This Data Processing Addendum ("DPA") supplements the CoverPin Master License and Support Agreement (the "Agreement") entered into by and between the customer signing this DPA ("Customer") and CoverPin Inc. ("CoverPin"). By executing this DPA, Customer enters into this Addendum on behalf of itself and, where applicable under relevant Data Protection Laws, in the name and on behalf of its Affiliates (as defined below). This DPA incorporates the terms of the Agreement, and any terms not defined herein shall have the meaning ascribed in the Agreement.

1. DEFINITIONS
   "Affiliate," "Customer Account Data," "Customer Information," "Data Exporter," "Data Importer," "Data Protection Laws," "EU SCCs," "ex-EEA Transfer," "ex-UK Transfer," "Personal Data," "Personal Data Breach," "Services," "Standard Contractual Clauses," "Sub-Processor," and "UK SCCs" shall have the meanings assigned to them in the corresponding sections of this DPA, consistent with GDPR, CCPA, and other applicable frameworks.

2. DATA PROCESSING
   The parties agree that Customer may act as a controller or processor and that CoverPin acts as a processor, except where expressly stated otherwise. Customer shall ensure all Personal Data provided is lawfully collected and that its instructions comply with Data Protection Laws. CoverPin shall process Personal Data only as instructed by Customer and in accordance with the Agreement and this DPA. Upon termination of the Services, CoverPin shall return or delete Personal Data, unless retention is required by law.

3. CONFIDENTIALITY
   CoverPin shall ensure that any individual it authorizes to process Personal Data is subject to appropriate confidentiality obligations. Disclosure to advisors, auditors, or third parties shall be permitted where necessary to fulfill contractual obligations.

4. SUB-PROCESSORS
   Customer provides general written authorization for CoverPin to engage Sub-Processors. CoverPin shall provide advance notice of new Sub-Processors and allow for reasonable objections on data protection grounds. CoverPin shall remain liable for its Sub-Processors' compliance with equivalent data protection obligations.

5. SECURITY MEASURES
   CoverPin shall implement technical and organizational measures to protect Personal Data, including encryption, access controls, backup and restoration procedures, and periodic security assessments, as described in Exhibit C.
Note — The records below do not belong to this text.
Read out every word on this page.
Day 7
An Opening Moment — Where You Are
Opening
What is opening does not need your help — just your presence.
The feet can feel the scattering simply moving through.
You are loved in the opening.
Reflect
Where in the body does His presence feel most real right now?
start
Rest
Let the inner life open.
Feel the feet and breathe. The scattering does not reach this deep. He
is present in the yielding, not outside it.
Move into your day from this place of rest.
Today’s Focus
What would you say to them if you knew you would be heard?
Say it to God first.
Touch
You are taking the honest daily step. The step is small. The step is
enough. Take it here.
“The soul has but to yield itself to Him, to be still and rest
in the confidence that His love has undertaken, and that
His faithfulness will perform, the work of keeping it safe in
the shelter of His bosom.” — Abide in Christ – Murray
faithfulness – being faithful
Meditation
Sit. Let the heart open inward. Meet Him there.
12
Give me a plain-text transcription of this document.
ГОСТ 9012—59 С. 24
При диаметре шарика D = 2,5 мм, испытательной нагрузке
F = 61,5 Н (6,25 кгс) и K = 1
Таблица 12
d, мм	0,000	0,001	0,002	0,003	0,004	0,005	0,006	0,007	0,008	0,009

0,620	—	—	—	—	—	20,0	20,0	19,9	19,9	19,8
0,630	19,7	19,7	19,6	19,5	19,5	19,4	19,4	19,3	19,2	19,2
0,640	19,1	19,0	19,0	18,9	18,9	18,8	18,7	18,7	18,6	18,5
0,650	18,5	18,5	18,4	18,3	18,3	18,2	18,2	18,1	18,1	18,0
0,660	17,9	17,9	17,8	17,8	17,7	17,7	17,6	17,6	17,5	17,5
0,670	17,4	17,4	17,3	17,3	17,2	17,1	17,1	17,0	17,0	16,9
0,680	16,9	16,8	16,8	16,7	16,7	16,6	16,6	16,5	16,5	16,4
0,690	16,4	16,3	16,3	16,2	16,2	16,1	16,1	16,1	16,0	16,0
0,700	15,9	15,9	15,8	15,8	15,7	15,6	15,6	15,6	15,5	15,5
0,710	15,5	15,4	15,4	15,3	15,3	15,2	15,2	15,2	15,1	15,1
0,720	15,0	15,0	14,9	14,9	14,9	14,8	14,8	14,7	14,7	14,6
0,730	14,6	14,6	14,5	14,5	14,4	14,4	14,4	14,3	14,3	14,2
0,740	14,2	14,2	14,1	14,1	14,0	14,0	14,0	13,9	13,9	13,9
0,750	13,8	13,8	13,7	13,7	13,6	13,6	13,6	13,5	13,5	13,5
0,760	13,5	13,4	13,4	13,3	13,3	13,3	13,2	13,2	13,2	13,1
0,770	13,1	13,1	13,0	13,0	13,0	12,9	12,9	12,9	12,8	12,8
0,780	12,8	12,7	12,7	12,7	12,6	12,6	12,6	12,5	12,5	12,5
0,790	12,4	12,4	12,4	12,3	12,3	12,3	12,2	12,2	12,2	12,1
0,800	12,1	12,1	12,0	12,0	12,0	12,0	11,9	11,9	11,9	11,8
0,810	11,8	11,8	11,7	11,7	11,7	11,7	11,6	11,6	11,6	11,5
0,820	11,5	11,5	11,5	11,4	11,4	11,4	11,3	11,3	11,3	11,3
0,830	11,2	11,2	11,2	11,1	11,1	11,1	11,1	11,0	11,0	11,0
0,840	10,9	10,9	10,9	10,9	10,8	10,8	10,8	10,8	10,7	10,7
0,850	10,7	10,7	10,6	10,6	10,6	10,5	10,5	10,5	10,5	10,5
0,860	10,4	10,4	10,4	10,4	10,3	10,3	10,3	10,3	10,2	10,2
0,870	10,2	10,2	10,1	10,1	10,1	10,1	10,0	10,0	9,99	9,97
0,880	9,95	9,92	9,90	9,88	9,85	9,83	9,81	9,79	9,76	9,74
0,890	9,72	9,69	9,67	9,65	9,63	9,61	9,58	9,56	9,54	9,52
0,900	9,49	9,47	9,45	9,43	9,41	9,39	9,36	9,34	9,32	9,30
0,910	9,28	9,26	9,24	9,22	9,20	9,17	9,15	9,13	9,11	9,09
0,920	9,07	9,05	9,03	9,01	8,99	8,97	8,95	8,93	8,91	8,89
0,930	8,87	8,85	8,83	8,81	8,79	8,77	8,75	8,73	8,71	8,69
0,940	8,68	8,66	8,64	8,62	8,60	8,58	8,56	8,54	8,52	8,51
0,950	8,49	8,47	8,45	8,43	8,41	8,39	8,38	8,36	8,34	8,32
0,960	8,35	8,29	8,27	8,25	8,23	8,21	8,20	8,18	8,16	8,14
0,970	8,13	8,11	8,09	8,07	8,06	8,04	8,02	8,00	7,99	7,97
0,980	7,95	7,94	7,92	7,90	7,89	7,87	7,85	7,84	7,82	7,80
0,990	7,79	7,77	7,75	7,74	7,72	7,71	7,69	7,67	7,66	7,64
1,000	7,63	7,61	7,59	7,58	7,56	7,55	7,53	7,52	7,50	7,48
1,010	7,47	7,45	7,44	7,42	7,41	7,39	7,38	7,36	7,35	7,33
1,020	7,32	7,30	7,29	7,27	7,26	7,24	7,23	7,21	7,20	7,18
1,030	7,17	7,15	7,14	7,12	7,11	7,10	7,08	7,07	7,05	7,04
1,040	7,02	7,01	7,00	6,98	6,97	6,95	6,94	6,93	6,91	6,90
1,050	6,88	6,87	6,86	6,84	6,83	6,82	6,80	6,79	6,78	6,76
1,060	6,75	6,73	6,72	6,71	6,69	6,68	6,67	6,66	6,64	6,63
6. TRANSFERS OF PERSONAL DATA
   CoverPin may transfer Personal Data internationally as necessary for the performance of the Agreement, subject to implementation of appropriate safeguards such as the EU SCCs, UK SCCs, or other lawful transfer mechanisms. Specific provisions for ex-EEA, ex-UK, and Swiss transfers, as well as supplementary measures and audit rights, are detailed in the exhibits to this DPA.

7. DATA SUBJECT RIGHTS
   CoverPin shall assist Customer in responding to Data Subject Requests in accordance with applicable Data Protection Laws. Customer remains responsible for initiating and directing such requests.

8. AUDIT RIGHTS
   CoverPin shall maintain documentation evidencing compliance with this DPA and will provide audit access as required, subject to confidentiality and frequency limitations, as further detailed in Section 8 and Exhibit C.

9. PERSONAL DATA BREACH
   CoverPin shall notify Customer without undue delay upon becoming aware of a Personal Data Breach and shall provide reasonable cooperation to support Customer’s compliance with notification obligations.

10. CUSTOMER ACCOUNT DATA
    CoverPin shall act as an independent controller for Customer Account Data and will process such data in accordance with applicable laws and its published privacy policy.

11. CONFLICT
    In the event of conflict, the following order of precedence shall apply: (1) Standard Contractual Clauses, (2) this DPA, (3) the Agreement, and (4) CoverPin’s privacy policy.

12. EXECUTION
    This DPA shall become legally binding upon execution by both parties. Execution may be completed via electronic signature or as otherwise permitted by law.